Growth Numbers Every Owner / Program Lead Should Know…

# of Leads

# of Trials

Show Rate

# of Enrolments

Attrition Rate

These tell us where the problems are in terms of students. (Not finance, although they are connected)

If you get 100 leads per month and book 60 trials, that’s 60%

Of those 60 if 45 show up thats 75%

And of those 45 that show up, if you sign up 30 that’s a 67% close rate.

100 x 60% x 75% x 67% = 30 New Members

Now if we bring those percentages up by 10% each. A little more follow up on leads, a little more follow up before appointments, a little better sign up process…

100 x 70% x 85% x 75% = 45 New Members

Didn’t need more leads, just a refined process.

To get more members it’s just looking at those 4 numbers and seeing where the most room, the low hanging fruit is. And dialing that in.

It also affects our advertising. If a lead costs $20 in ad spend, and every 30 out of 100 leads ends up a member, I have a cost of acquisition of $66.66.

It also affects our advertising. If a lead costs $20 in ad spend, and every 45 out of 100 leads ends up a member, I have a cost of acquisition of $44.44.

Knowing the approximate “cost” of a new member lets me plan out promotions and advertising.

This does change based on lead source to some degree as well. A lead from a Referral > a lead from organic search > a lead from advertising > a lead from an event. You’re not likely to hold a Easter Egg Hunt, collect 600 leads, then sign up 270 new members from it.

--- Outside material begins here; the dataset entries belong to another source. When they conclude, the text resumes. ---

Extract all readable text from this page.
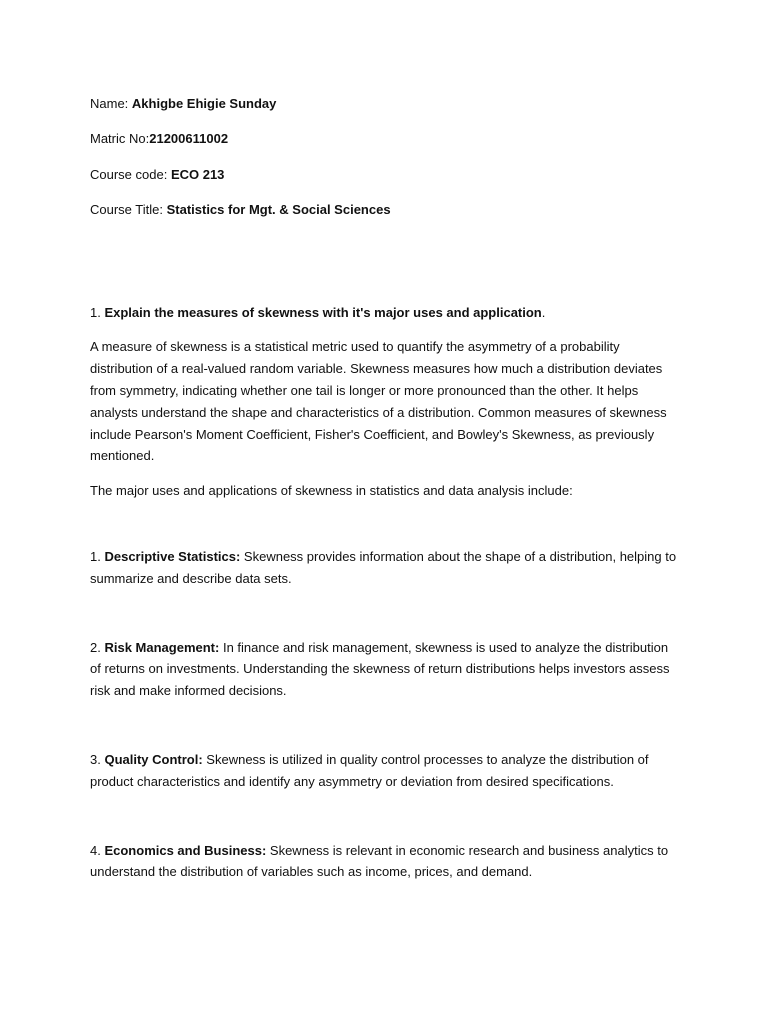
Name: Akhigbe Ehigie Sunday
Matric No:21200611002
Course code: ECO 213
Course Title: Statistics for Mgt. & Social Sciences
1. Explain the measures of skewness with it's major uses and application.

A measure of skewness is a statistical metric used to quantify the asymmetry of a probability distribution of a real-valued random variable. Skewness measures how much a distribution deviates from symmetry, indicating whether one tail is longer or more pronounced than the other. It helps analysts understand the shape and characteristics of a distribution. Common measures of skewness include Pearson's Moment Coefficient, Fisher's Coefficient, and Bowley's Skewness, as previously mentioned.

The major uses and applications of skewness in statistics and data analysis include:

1. Descriptive Statistics: Skewness provides information about the shape of a distribution, helping to summarize and describe data sets.

2. Risk Management: In finance and risk management, skewness is used to analyze the distribution of returns on investments. Understanding the skewness of return distributions helps investors assess risk and make informed decisions.

3. Quality Control: Skewness is utilized in quality control processes to analyze the distribution of product characteristics and identify any asymmetry or deviation from desired specifications.

4. Economics and Business: Skewness is relevant in economic research and business analytics to understand the distribution of variables such as income, prices, and demand.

Attrition lets me know another important number. If I have a 10% attrition in a school with 150 members, I need to sign up 15 new members every month just to stay the same.

Or from the other side, if I sign up 15 members a month and have a 10% attrition rate, I would level out at 150 members. (15 / 10%)

Dropping that by 2% to 8% means even if I sign up the exact same number of members, my school will now max out at 187 members instead of 150 (15 / 8%).

A good attrition target is actually 5%, which would be 15 / .05 = 300 members before maxing out.

As you get bigger, attrition becomes more and more of a priority as it becomes harder. It is much easier to maintain 5% attrition in a 80 member school then it is in a 300 member school.